Proteins that do not contain an exact peptide match to those identified in this database are unlikely to induce symptoms in those with celiac disease. The FASTA search routine is provided as an added safety measure in case not all CD active peptides are known. In the event a candidate food protein from a member of the Pooideae subfamily matches of the 68 proteins in the CD database, with an identity of at least 45% over at least one-half of the length of the CD inducing protein, with an E score smaller than 1 x 10-15th , it would be prudent to perform additional tests to rule out any risk the protein might cause CD.

Compilation and Review of FARRP Celiac Disease Peptide and Protein database

Plaimein Amnuaycheewa, PhD, compiled the original set of probable CD active peptides from his review of approximately 100 publications describing proteins and peptides (1,016) as part of his dissertation research. The update was provided by re-review of original publications and newer publications up until 2017 to end with a total of 1030 peptides. The publications provide data these peptides have been tested for T cell activation potential or induction of celiac enteropathy. The list of 68 celiac associated wheat-related proteins was compiled as representing proteins containing one or more of the peptides. Our bioinformatician, John Wise, compiled the data for the 2012 database and structured the database and search routines. The MHC-II binding peptides listed by EFSA (2017) were identified and renamed by Sollid et al., in 2012. The dataset was reviewed by Afua O. Tetteh, PhD, Plaimein Amnuaycheewa, PhD, Barbara Bohle, PhD, Fatima Ferreira, PhD, Frits Koning, PhD and Richard Goodman, PhD. The effort for the 2012 database was funded primarily by FARRP and partly by the six biotechnology companies that fund the FARRP database. Funding in 2017 has been provided by FARRP, two major biotech companies (BASF and Pioneer), JR Simplot, NuSeed and Unilever. The database and bioinformatics methods will be reviewed further and updated by January 2018.

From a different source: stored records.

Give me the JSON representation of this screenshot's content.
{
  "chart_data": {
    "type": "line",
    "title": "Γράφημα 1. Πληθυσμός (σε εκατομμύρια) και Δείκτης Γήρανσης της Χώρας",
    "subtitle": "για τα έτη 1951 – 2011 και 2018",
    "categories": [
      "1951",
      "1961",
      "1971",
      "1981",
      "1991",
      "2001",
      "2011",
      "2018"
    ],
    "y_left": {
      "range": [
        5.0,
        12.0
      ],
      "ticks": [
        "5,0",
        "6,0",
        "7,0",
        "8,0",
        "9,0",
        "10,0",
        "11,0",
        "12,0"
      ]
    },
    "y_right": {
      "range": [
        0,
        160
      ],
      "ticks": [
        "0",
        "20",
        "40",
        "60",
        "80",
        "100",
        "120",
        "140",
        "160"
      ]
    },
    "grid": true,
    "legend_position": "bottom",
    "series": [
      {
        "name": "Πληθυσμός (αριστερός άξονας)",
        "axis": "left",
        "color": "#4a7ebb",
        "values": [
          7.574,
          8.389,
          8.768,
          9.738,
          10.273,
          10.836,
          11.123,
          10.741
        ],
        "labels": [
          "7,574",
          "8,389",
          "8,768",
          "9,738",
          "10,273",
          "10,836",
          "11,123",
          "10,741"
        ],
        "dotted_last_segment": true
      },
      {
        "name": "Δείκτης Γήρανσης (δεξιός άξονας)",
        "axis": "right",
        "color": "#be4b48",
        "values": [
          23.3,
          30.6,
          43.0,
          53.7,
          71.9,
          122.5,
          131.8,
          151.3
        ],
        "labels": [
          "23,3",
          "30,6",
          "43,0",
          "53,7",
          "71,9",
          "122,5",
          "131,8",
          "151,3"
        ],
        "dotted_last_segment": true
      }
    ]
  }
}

  • A. Biagi F, Klersy C, Balduzzi D, Corazza GR. 2010. Are we not over-estimating the prevalence of coeliac disease in the general population? Annals of Medicine 42:557-561. PMID:20883139
  • B. Abadie V, Sollid LM, Barreiro LB, Jabri B. 2011. Integration of genetic and immunological insights into a model of celiac disease pathogenesis. Annual Reviews in Immunology. 29:493-525. PMID 21219178
  • C. Tye-Din JA, Stewart JA, Dromey JA, Beissbarth T, van Heel DA, Tatham A, Hederson K, Mannering SI, Gianfrani C, Jewell DP, Hill AVS, McCluskey J, Rossjohn J, Anderson RP. 2010. Comprehensive, quantitative mapping of T cell epitopes in gluten in celiac disease. Science Translational Medicine 2(41):41ra51. PMID:20650871
  • D. Scanlon SA, Murray JA. 2011. Update on celiac disease—etiology, differential diagnosis, drug targets, and management advances. Clinical and Experimental Gastroenterology. PMID:22235174
  • E. Sollid LM, Jabri B. 2011. Celiac disease and transglutaminase 2: a model for posttranslational modification of antigens in HLA association in the pathogenesis of autoimmune disorders. Current Opinion in Immunology 23:732-738. PMID: 21917438.
  • F. Kagnoff MF. 2007. Celiac disease: pathogenesis of a model immunogenetic disease. Journal of Clinical Investigation. 117:41-49. PMID:17200705
  • G. Codex (2003). Codex Alimentarius Guidelines. Alinorm 03/34, Joint FAO/WHO Food Standards Programme, Twenty-Fifth Session (FA), Rome, Italy
  • H. Sollid LM, Qiao S-W, Anderson RP, Gianfrani C, Koning K. (2012). Nomenclature and listing of celiac disease relevant gluten T-cell epitopes restricted by HLA-DQ molecules. Immunogenetics. 64:455-460.
  • EFSA. EFSA GMO Panel (EFSA Panel on Genetically Modified Organisms) (2017). Naegli H, Birch AN, Casacuberta J et al., EFSA Journal 2017;15(5):4862, 49 pp.